Swift started the process in 2021 by re-releasing her second studio album, “Fearless.” It was originally released in 2008 and contains hit songs like “You Belong with Me” and “Love Story.” The platinum version of the original album had 19 songs compared to the regular version which only had 13. While the lyrics stayed the same and the production of the re-recording sounds similar, the main difference is in Swift’s voice. In the last decade, Swift has grown out of her teenage self, and her voice has matured greatly. She is no longer the young country singer from Pennsylvania, which is increasingly noticeable when comparing “Fearless (Taylor’s Version)” to the original. Her re-recordings sound less like traditional country music and more like pop music.
Unlike many of Swift’s previously released songs, the Vault Songs on “Fearless (Taylor’s Version)” show musical growth. Since they hadn’t been released, Swift could perfect them more in recent years. While these new songs sound more polished, the small collection still ties in nicely with the rest of her album. These added tracks make the album 26 songs long, which is much lengthier than previous albums, but is perfectly fine amongst listeners that miss the “old Taylor.”

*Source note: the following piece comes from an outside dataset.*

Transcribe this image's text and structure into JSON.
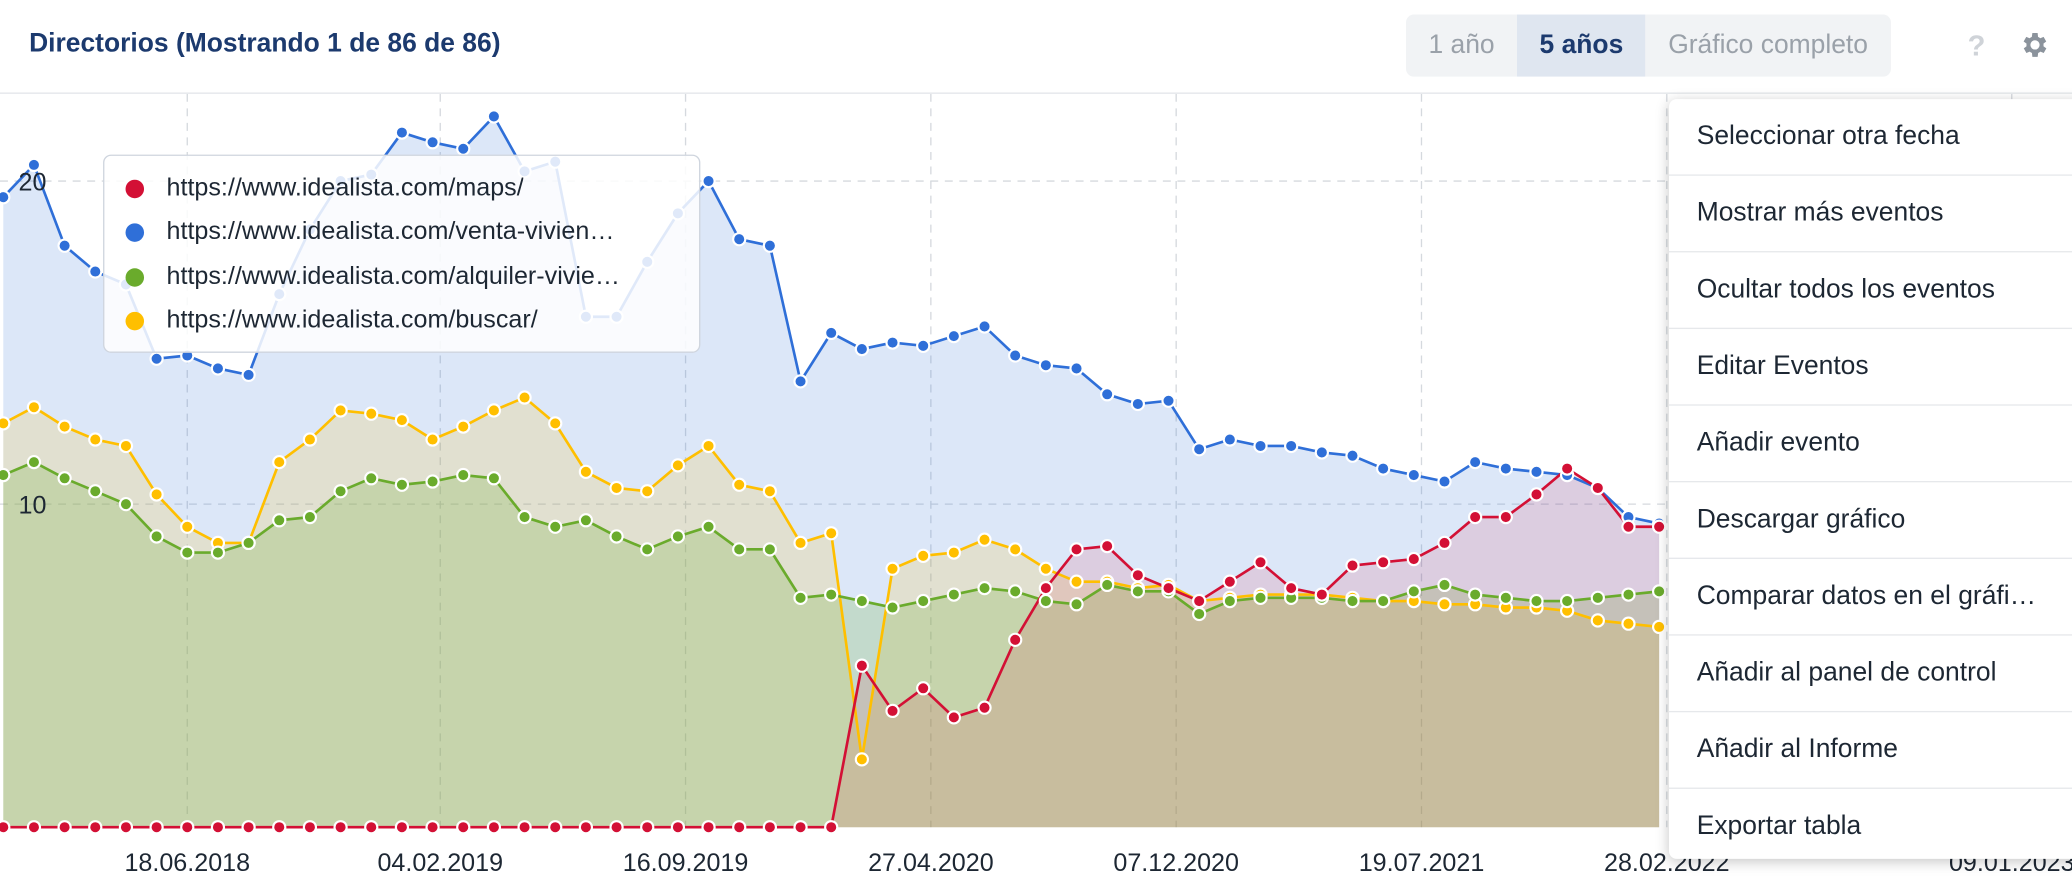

Since “Fearless” was created in Swift’s country-pop days, the songs are very different from the indie-folk albums she released in 2020. Her new music is, as Swift would say, out of the country woods, but “Fearless” brings listeners right back in. The lyrics remain catchy, and her singing reflects her teenage self.
While some of the songs are slower, like the piano version of “Forever and Always,” the rest of her songs seem to have a similar feel and tempo that might make the songs sound similar to those who don’t know Swift’s music. For those who have been long-time fans, the album reminds them of the beginning of their love story with Swift’s music and makes them feel “Untouchable.”